The original photo was taken during the Texas flooding in 2015 and its doctored version resurfaced during Hurricane Harvey.
Roose tweeted that the altered image has been shared 275,000 times on Facebook, suggesting the social media giant could apply the same tools it uses to combat 'revenge porn' "to prevent obviously fake photos from going viral."
Facebook already uses image hashing/fingerprinting to prevent repeat uploads of e.g. revenge porn. Seems like it would be easy to prevent obviously fake photos from going viral.— Kevin Roose (@kevinroose) September 24, 2018
It's unclear what set Roose off about the year-old image widely seen as a joke, of which there are plenty on social media.
Rising to the occasion, Trump supporters, including Jack Posobiec and Cassandra Fairbanks, had a good laugh by posting memes that NYT specialists might want to fact-check next.
Many were telling Roose that he had overreacted to what had obviously been intended as humor and satire.
Lol I think everyone gets that it’s a joke!— Luke Rudkowski (@Lukewearechange) September 24, 2018
Woah. I thought this was only be shared as a joke, not to be interpreted as legit news! 😂😂😂 Man, 2018. You never know what sort of dumbfuckery you'll encounter.— Dan Kan (@dkan1030) September 24, 2018
Some raised the more serious issue of possible censorship that could result if Facebook starts policing memes.
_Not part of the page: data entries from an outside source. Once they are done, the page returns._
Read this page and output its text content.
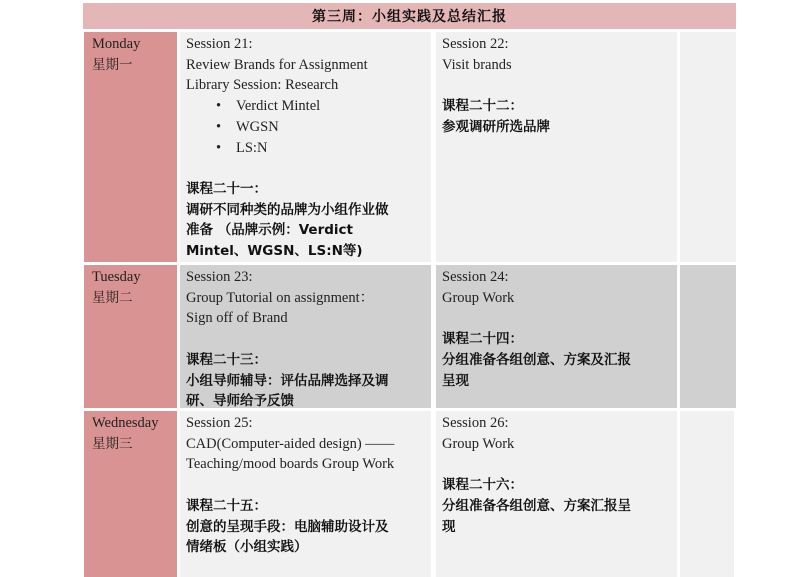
第三周：小组实践及总结汇报
Monday
星期一
Session 21:
Review Brands for Assignment
Library Session: Research
• Verdict Mintel
• WGSN
• LS:N
课程二十一：
调研不同种类的品牌为小组作业做
准备 （品牌示例：Verdict
Mintel、WGSN、LS:N等)
Session 22:
Visit brands
课程二十二：
参观调研所选品牌
Tuesday
星期二
Session 23:
Group Tutorial on assignment：
Sign off of Brand
课程二十三：
小组导师辅导：评估品牌选择及调
研、导师给予反馈
Session 24:
Group Work
课程二十四：
分组准备各组创意、方案及汇报
呈现
Wednesday
星期三
Session 25:
CAD(Computer-aided design) ——
Teaching/mood boards Group Work
课程二十五：
创意的呈现手段：电脑辅助设计及
情绪板（小组实践）
Session 26:
Group Work
课程二十六：
分组准备各组创意、方案汇报呈
现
Bro, there's no need to censor memes just because you're so dense you don't get the joke and think they're being passed off as real.— Mark Dice (@MarkDice) September 24, 2018
When confronted by a user if he believes that thousands of people who reposted the meme were genuinely believing it was real, Roose refused to back down, asking the user to define "believe" and "real."
define "believe" and "real"— Kevin Roose (@kevinroose) September 24, 2018
After facing a massive backlash for his initial tweet, Roose complained that he was overwhelmed with "ur a dumb*ss" comments for doing a "viral normie tweet."